On November 27, 1961 plaintiff requested an adjournment to February 1, 1962 which the court granted.


On January 8, 1962 counsel of record for the plaintiff wrote to Judge Dimock stating that he was retiring from the case. On January 12, 1962 Judge Dimock replied requesting counsel to impress upon the plaintiff the necessity for promptly designating new counsel since the trial was set for February 1.


On January 15, 1962 the president of the plaintiff corporation wrote to Judge Dimock, with a copy to defendants, requesting an adjournment of the trial.
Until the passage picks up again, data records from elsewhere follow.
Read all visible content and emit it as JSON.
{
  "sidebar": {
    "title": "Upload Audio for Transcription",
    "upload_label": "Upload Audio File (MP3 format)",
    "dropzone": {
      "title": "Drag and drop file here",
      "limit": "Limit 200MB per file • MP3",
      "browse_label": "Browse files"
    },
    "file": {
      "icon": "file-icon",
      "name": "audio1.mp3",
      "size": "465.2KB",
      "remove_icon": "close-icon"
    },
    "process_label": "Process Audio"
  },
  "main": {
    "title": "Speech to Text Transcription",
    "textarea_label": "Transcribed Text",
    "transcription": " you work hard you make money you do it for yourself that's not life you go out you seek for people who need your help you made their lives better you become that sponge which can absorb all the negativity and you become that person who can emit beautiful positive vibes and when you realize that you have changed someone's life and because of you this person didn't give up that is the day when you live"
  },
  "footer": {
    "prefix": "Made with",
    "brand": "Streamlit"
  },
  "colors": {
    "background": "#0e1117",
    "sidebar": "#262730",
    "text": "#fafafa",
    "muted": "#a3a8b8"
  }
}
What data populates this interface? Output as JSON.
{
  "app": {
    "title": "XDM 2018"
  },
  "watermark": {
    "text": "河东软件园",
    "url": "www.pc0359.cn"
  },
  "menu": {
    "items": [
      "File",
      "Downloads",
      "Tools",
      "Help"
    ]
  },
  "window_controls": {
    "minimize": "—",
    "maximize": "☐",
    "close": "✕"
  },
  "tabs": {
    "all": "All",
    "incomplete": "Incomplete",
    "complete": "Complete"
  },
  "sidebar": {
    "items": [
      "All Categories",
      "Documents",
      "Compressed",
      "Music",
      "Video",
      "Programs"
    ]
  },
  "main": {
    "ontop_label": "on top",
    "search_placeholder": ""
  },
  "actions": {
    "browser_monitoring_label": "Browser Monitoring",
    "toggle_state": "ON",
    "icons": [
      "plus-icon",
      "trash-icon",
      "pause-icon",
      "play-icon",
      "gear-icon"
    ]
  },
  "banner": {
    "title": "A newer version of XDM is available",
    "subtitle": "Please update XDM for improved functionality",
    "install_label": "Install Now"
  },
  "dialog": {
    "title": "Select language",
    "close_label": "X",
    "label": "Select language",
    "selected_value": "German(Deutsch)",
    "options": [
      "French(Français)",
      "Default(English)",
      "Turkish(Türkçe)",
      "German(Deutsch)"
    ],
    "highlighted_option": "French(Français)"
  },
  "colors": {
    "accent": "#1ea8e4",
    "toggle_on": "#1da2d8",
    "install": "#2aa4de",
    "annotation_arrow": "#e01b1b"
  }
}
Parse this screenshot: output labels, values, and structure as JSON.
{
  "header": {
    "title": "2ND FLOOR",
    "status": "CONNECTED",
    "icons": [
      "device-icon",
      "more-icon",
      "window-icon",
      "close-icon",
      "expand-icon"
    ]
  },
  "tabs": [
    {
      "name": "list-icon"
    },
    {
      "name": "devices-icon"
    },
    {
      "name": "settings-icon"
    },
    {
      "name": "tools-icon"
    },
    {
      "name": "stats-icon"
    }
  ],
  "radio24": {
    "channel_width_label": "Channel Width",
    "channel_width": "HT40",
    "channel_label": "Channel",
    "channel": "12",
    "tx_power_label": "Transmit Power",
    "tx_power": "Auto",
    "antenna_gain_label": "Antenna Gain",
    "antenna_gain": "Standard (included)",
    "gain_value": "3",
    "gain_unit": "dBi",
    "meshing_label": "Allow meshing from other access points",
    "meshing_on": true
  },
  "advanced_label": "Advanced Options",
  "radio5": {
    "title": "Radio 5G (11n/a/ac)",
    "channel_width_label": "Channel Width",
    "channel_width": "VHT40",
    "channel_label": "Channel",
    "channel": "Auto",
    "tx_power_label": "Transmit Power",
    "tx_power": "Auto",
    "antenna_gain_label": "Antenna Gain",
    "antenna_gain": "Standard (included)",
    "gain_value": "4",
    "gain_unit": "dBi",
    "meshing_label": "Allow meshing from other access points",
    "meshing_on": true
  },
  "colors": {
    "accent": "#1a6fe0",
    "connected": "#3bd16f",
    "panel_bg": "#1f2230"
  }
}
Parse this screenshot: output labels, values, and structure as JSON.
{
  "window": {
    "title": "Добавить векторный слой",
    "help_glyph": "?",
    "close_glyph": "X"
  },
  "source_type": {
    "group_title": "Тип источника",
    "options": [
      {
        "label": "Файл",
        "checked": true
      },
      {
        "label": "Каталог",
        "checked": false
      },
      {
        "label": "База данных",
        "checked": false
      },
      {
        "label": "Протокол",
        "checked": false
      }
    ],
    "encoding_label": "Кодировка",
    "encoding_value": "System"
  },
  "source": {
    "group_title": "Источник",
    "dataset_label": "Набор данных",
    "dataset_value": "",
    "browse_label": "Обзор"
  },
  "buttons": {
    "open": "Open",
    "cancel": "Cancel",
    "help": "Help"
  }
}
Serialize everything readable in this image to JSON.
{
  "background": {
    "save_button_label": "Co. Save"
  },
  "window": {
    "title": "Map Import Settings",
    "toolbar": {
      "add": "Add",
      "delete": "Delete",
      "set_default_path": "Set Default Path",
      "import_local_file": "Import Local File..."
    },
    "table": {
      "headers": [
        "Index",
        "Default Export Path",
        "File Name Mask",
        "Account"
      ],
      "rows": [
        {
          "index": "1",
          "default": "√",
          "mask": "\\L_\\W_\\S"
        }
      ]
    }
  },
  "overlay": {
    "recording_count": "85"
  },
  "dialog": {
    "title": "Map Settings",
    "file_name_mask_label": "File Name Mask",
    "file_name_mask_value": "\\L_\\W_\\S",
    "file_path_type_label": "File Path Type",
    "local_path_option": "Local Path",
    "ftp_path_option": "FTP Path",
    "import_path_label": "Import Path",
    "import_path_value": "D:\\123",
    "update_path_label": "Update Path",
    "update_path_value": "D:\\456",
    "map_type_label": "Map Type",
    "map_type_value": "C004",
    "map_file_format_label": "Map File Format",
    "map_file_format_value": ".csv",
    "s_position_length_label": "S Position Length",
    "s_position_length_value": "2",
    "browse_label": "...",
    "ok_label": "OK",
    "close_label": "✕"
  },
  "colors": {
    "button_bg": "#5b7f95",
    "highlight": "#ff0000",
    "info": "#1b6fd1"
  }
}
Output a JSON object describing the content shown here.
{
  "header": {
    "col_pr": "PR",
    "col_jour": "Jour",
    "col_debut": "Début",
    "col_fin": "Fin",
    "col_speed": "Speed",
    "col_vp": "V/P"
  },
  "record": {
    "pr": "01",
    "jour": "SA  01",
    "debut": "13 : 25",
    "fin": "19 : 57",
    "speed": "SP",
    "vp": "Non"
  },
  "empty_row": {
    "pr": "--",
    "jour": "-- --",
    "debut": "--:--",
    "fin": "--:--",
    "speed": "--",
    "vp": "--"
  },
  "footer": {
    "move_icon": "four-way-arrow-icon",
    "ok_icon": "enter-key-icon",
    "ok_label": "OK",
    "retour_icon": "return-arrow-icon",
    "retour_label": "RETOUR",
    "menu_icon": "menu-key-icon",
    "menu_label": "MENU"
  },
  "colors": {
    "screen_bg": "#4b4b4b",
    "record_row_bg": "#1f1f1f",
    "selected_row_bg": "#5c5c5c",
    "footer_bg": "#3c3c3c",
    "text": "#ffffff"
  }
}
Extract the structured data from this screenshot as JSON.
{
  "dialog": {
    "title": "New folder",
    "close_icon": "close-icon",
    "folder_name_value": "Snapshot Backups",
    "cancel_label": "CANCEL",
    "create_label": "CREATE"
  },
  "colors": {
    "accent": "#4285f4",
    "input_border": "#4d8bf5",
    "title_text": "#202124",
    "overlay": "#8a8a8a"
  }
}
Defendants promptly objected and Judge Dimock replied to the plaintiff's letter stating that an application for adjournment must be made by formal motion and adding:


"In order that you may not be misled into postponing the appointment of a new attorney and his preparation to be ready on February 1, I must, in fairness, tell you that my present disposition is to look very unfavorably toward such an application in view of the history of delay in the case."


On February 1, 1962 the matter was adjourned until February 5, 1962.


On February 5, 1962 new counsel appeared for plaintiff, and, stating that he had been retained only the previous Tuesday, asked that the trial be put over until fall. Judge Dimock, having ascertained that a delay of a few days would not suffice, dismissed the action, on motion of the defendants, for failure to prosecute.


We hold that, in view of the circumstances which we have described, Judge Dimock did not abuse his discretion. See Link v. Wabash R. Co., 370 U.S. 626, 82 S.Ct. 1386, 8 L.Ed.2d 734 (1962).